BART text summarization algorithm code

Summarize Text: ‘Natural Language Processing (NLP) makes it possible for computers to understand the human language’ ‘Probably the most popular examples of NLP in action are virtual assistants like Google Assist, Siri, and Alexa’ ‘NLP analyses the grammatical structure of sentences and the individual meanings of words’

Conclusion:

This blog analyzed six popular text summarization approaches, including TextRank, an unsupervised machine learning methodology, and two types of supervised machine learning methods, such as Seq2Seq which is based on word embedding, and pre-trained BART. An automatic text summarization’s advantages extend to resolving immediate issues. By automatically generating text summaries, content editors save time and effort that would otherwise be spent manually creating article summaries. The following are some significant advantages of text summarization:

Instantly effective: Reading the full article, analyzing it, and extracting the important concepts from the raw text takes a lot of time. Automatic text summarization allows individuals to quickly summarize a piece of information within seconds, and it saves the reader time. a quick response, which minimizes the amount of effort required by the user to locate necessary details.
Increase productivity level: Test summarization improves productivity by allowing the user to review the contents of a text for accurate, brief, and precise information.

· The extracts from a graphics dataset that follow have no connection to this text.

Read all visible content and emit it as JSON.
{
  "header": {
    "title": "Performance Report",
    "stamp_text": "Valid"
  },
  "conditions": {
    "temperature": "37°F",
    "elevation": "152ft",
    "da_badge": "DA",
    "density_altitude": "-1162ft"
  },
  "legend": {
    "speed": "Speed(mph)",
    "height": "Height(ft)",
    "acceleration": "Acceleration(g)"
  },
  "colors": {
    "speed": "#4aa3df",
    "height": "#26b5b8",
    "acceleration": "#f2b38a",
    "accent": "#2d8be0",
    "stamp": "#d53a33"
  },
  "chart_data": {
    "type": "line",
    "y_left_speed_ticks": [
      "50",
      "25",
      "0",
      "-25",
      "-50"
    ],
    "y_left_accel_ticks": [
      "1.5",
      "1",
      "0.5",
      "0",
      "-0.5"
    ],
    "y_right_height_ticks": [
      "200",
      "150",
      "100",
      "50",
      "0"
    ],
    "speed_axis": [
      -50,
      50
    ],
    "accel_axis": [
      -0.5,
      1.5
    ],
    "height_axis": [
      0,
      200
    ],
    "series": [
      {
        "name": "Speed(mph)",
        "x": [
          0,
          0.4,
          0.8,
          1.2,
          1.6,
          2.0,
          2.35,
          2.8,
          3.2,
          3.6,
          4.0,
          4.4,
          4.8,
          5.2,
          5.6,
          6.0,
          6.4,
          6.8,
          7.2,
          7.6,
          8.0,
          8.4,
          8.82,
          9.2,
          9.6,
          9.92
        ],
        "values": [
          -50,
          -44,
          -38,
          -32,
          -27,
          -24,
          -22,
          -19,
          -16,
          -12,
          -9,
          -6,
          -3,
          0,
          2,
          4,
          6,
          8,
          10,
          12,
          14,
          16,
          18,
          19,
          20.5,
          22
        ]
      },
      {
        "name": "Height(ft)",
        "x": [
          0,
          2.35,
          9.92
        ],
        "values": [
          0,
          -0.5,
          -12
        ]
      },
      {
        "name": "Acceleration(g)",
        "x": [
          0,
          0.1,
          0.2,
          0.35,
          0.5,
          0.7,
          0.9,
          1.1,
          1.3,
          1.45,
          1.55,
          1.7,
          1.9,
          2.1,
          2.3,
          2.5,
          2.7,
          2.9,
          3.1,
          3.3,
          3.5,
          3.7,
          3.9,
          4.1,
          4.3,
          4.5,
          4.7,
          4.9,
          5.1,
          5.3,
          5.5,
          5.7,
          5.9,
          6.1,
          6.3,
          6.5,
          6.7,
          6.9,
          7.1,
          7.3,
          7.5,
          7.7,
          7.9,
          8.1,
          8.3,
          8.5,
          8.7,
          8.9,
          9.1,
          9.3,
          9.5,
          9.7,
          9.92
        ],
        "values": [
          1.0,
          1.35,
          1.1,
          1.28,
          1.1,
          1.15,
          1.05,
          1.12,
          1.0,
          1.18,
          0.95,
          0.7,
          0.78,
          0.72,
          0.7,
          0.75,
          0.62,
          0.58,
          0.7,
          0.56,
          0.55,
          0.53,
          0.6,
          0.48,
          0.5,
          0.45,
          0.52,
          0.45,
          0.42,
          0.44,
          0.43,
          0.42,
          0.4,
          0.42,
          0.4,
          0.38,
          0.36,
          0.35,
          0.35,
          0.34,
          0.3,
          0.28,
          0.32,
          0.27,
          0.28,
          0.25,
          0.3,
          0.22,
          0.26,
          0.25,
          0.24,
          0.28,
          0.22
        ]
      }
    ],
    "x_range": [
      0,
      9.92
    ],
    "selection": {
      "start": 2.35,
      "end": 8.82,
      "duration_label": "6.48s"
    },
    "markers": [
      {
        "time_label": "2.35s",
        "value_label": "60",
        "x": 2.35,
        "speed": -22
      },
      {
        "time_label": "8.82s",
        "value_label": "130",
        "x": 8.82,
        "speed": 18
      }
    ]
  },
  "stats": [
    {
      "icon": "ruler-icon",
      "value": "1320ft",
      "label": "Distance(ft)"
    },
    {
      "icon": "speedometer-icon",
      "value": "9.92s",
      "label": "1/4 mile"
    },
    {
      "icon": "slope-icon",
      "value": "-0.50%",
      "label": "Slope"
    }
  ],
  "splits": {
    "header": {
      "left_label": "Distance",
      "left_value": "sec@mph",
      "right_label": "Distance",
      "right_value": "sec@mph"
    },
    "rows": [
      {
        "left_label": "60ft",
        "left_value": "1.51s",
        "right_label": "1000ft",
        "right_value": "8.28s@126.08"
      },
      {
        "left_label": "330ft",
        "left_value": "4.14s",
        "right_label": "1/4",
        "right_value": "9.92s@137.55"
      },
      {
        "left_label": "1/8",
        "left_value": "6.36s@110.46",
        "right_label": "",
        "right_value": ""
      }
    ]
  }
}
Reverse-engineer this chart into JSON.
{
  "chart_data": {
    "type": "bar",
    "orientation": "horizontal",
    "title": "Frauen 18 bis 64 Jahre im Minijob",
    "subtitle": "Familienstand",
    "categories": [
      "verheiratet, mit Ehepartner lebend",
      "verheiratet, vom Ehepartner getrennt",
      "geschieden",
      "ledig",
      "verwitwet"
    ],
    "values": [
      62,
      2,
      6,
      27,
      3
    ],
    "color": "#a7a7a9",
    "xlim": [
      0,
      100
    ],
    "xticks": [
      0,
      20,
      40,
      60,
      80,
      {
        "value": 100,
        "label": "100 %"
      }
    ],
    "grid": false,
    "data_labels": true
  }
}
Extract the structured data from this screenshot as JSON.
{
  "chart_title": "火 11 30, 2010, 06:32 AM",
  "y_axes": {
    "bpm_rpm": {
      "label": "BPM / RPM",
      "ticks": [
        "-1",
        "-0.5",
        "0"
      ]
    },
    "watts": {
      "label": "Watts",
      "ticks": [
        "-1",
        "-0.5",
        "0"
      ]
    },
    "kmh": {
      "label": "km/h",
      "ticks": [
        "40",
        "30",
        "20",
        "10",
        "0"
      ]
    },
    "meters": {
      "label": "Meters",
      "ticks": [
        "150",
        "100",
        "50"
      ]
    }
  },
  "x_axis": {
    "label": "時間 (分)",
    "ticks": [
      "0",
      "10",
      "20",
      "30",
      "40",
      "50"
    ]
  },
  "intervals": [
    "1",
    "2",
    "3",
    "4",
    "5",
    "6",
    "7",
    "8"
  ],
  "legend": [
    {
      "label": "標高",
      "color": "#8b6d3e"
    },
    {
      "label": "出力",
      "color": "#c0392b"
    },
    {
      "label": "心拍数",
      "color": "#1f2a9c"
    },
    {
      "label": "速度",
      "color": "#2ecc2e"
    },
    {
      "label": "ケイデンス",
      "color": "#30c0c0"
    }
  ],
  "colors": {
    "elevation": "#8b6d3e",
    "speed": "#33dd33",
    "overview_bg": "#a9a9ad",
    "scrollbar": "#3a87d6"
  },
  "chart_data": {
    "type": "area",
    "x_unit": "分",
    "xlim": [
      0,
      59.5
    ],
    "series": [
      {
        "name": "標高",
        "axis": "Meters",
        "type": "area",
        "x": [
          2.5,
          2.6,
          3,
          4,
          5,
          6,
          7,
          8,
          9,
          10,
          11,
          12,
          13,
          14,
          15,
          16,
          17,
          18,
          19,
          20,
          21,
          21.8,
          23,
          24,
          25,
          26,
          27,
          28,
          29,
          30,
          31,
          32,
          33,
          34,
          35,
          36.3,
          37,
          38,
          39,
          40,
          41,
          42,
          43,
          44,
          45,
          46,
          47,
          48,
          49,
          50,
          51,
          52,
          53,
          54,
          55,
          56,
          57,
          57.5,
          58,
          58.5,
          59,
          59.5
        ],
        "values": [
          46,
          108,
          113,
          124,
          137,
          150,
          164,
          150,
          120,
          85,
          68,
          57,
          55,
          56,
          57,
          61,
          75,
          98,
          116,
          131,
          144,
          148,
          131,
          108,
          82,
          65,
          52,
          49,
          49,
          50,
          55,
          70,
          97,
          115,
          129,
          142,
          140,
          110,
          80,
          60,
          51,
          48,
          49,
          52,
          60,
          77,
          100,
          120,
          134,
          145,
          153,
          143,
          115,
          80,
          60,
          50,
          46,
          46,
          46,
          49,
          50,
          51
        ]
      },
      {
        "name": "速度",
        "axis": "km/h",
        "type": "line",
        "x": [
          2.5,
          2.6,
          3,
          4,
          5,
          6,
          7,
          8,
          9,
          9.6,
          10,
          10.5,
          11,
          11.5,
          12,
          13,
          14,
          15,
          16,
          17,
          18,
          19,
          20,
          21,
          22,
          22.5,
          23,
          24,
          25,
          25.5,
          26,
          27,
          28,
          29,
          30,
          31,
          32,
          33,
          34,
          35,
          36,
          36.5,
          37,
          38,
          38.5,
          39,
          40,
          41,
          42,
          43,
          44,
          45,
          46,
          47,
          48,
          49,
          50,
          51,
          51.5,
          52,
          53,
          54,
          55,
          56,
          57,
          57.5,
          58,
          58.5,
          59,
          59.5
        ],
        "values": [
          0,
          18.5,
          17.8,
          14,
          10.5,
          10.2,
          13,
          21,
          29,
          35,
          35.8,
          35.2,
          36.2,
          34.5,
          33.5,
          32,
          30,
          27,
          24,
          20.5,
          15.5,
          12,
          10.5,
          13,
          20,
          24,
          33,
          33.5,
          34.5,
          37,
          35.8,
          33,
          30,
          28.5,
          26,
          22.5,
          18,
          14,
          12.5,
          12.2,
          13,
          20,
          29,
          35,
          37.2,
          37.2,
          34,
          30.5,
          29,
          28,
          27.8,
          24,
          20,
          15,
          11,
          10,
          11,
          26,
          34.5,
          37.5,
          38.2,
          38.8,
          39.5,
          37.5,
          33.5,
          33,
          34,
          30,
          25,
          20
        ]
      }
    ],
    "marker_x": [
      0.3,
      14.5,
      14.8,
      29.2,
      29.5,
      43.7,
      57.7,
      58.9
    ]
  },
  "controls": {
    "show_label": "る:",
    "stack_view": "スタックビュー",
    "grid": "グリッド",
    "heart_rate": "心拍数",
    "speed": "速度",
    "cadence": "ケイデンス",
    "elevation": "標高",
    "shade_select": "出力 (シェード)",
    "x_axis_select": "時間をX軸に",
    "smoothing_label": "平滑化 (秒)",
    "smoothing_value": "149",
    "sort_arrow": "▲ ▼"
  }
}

As a result, the tool allows more time for the user by reducing the amount of text and boosts productivity by allowing the user to concentrate on important tasks.
Include all critical information: Automated software does not skip important details that the human eye does. Every reader wishes to be able to extract the most relevant information from any piece of writing. The user can easily obtain all of the key information in a document using the automatic text summarizing technique.